I lavori per il palazzo di via Curtatone

Occupazione abitativa – almeno in parte – era anche quella dell’ex cinema Astra su viale Jonio. «Era uno dei cinema più importanti della zona ed era famoso perché il tetto si apriva», racconta a Open Luca Blasi. «Per anni è stato abbandonato: noi lo abbiamo occupato il 21 maggio del 2003 con il movimento di Action, con un gruppo di famiglie. Famiglie che – tra l’altro – solo due settimane fa, dopo dieci anni in centri di accoglienza e residence, hanno avuto le case popolari qui al Tufello. Hanno vinto la loro battaglia, anche se dopo decenni».

«Quando occupammo anche il cinema, questa è diventata il primo caso di occupazione socioabitativa di Roma», dice ancora Luca. «Qui sono passate le prime formazioni di teatro di strada, ha visto la luce il primo album dell’orchestra di piazza Vittorio con Jovanotti e Claudia a Pandolfi». Rassegne di musica sperimentale, artisti da tutto il mondo. «Il nostro sogno di è infranto nel 2004, quando il comune di Roma ci ha detto che dovevamo andare via. La proprietà, la Filmauro, ‘ne ha un urgente bisogno e noi non vogliamo trattare’. Sono passati 15 anni da allora, e il cinema è ancora completamente abbandonato. Cadono i cornicioni, c’è l’acqua dentro e temiamo che crolli».

L’ex cinema Astra di viale Jonio

«In Olanda – e questa è una battaglia che proporremo – c’è una legge che dice che se sei un proprietario privato di un bene, non lo puoi lasciare vuoto», dice ancora Luca Blasi. «Che la proprietà privata è garantita – e questo lo prevede anche la nostra Costituzione – in base alla sua funzione sociale. Quindi se una proprietà privata viene lasciata in abbandono e degrado, si fa un danno alla comunità. Ecco perché in Olanda, in questi casi, il provvedimento è quello di moltiplicare anno dopo anno le tasse su quell’immobile: per ripagare il danno arrecato alla collettività»

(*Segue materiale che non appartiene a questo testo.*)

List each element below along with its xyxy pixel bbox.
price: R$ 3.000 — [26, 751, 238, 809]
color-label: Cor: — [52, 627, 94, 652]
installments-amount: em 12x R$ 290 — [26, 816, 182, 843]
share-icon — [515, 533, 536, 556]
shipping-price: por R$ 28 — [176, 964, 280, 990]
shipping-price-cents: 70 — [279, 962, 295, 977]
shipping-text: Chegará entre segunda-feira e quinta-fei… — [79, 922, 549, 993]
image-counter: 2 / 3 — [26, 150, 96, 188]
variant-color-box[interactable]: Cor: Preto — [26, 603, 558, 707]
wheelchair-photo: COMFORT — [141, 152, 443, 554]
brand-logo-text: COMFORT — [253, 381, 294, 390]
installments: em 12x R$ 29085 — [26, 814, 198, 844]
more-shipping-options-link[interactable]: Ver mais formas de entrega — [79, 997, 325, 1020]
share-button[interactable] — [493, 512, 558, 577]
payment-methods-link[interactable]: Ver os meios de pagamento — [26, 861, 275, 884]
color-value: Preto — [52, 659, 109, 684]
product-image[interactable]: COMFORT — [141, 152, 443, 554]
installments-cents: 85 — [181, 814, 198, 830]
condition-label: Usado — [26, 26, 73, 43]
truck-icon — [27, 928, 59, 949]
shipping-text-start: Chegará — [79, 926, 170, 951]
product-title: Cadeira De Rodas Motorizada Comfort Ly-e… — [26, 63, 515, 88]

Come nel caso della Torre, anche l’esperienza del centro sociale Astra si è spostata in un altro stabile della zona. «Ci è stato assegnato questo posto: era uno scantinato abbandonato, senza gradini e finestre. Lo abbiamo rimesso a nuovo con i soldi della comunità», dice ancora Luca. «Qui facciamo oggi assemblee e dibattiti». Ma a minaccia di sgombero è arrivata anche qui: «Ci è arrivato l’ordine di sgombero dal comune, sì», dice Luca. «Lo stesso comune che ce lo aveva assegnato. Ci chiedono anche 250mila euro di danni: dicono che siamo un’attività commerciale. Noi non chiediamo soldi neanche per le feste, non viene fatta alcuna attività commerciale. Ora c’è il ricorso in tribunale. Per noi questo è semplicemente un luogo che è stato strappato al buio e ridato alla luce».